L'opération "Espionnage Elysée" - c'est le nom qu'a donné la NSA à ces écoutes des communications des hauts dirigeants de l'Etat français - a donc visé au moins trois présidents français. Il s'agit de Jacques Chirac (de 2006 à 2007), Nicolas Sarkozy (de 2007 à 2012) et, dans une moindre mesure si la Maison Blanche dit vrai lorsqu'elle affirme "ne plus cibler ses communications", François Hollande, puisque la dernière écoute mentionnée date du 18 mai 2012, soit trois jours après la prise de fonction de l'actuel chef de l'Etat.

Élément important à préciser, ces écoutes ont porté sur les portables personnels des trois présidents et non sur les téléphones cryptés mis à leur disposition. Elles n'ont donc pas permis aux Etats-Unis d'accéder à des secrets d'Etat, comme le précise Libé dans son article. Au-delà des derniers locataires de l'Elysée, les Etats-Unis ont également placé sur écoute plusieurs membres des gouvernements alors en place, mais aussi des diplomates.

Parmi eux, l'ancien ministre de l'Economie Pierre Moscovici, l'ancien ambassadeur français à Washington Pierre Vimont, le conseiller diplomatique de Nicolas Sarkozy Jean-David Levitte, Claude Guéant, alors secrétaire général de l'Elysée, et l'actuel titulaire de la fonction Jean-Pierre Jouyet ou encore Pierre Lellouche, secrétaire d'Etat au commerce extérieur entre 2010 et 2012.

  • Que contiennent ces écoutes ?

De ce qui a été résumé dans les câbles que s'est procuré Wikileaks, la NSA a surpris des conversations de Jacques Chirac en 2006 où l'ancien président cherche à pousser son favori pour le poste de sous-secrétaire général des Nations-Unies. L'agence conclut d'ailleurs sa note par un commentaire sur le ministre des Affaires Etrangères de l'époque, Philippe Douste-Blazy, qui aurait "une propension à faire des affirmations inexactes ou inopportunes". 

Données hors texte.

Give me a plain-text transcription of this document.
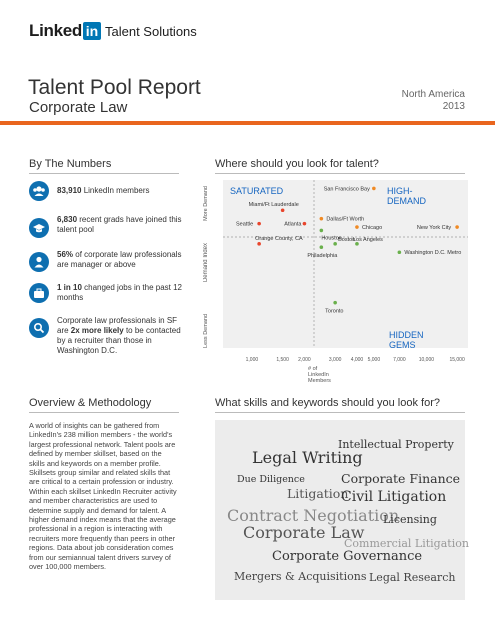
Linked in Talent Solutions
Talent Pool Report
Corporate Law
North America
2013
By The Numbers
83,910 LinkedIn members
6,830 recent grads have joined this talent pool
56% of corporate law professionals are manager or above
1 in 10 changed jobs in the past 12 months
Corporate law professionals in SF are 2x more likely to be contacted by a recruiter than those in Washington D.C.
Where should you look for talent?
San Francisco Bay
Miami/Ft Lauderdale
Seattle	Atlanta
Dallas/Ft Worth
Houston
Chicago	New York City
Orange County, CA	Boston
Los Angeles
Philadelphia	Washington D.C. Metro
Toronto
1,000	1,500 2,000	3,000 4,000 5,000	7,000	10,000	15,000
More Demand
Demand Index
Less Demand
SATURATED	HIGH-DEMAND
HIDDEN GEMS
# of LinkedIn Members
Overview & Methodology
A world of insights can be gathered from LinkedIn's 238 million members - the world's largest professional network. Talent pools are defined by member skillset, based on the skills and keywords on a member profile. Skillsets group similar and related skills that are critical to a certain profession or industry. Within each skillset LinkedIn Recruiter activity and member characteristics are used to determine supply and demand for talent. A higher demand index means that the average professional in a region is interacting with recruiters more frequently than peers in other regions. Data about job consideration comes from our semiannual talent drivers survey of over 100,000 members.
What skills and keywords should you look for?
Intellectual Property
Legal Writing
Due Diligence	Corporate Finance
Litigation
Civil Litigation
Contract Negotiation
Licensing
Corporate Law
Commercial Litigation
Corporate Governance
Mergers & Acquisitions Legal Research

Deux ans plus tard, c'est au tour de Nicolas Sarkozy de passer au crible de la NSA. Alors que la crise financière bat son plein, on peut lire sur le câble que le président français "se voit comme le seul homme capable de résoudre la crise financière" et qu'il se plaint "du recul de Washington sur sa proposition d'accord de coopération sur le renseignement" qu'il interprétait comme un "souhait des Etats-Unis de continuer à espionner la France". 

François Hollande lui aussi a eu droit à son mémo. Il porte sur sa prise de rendez-vous secret avec le chef de l'opposition allemande Sigmar Garbiel, que le chef de l'Etat voulait rencontrer sans prévenir la chancelière Angela Merkel, ainsi que sur des réunions confidentielles pour discuter d'une sortie de la Grèce de la zone euro. Des informations confidentielles mais pas vitales, qui en disent long néanmoins sur l'obsession américaine du renseignement.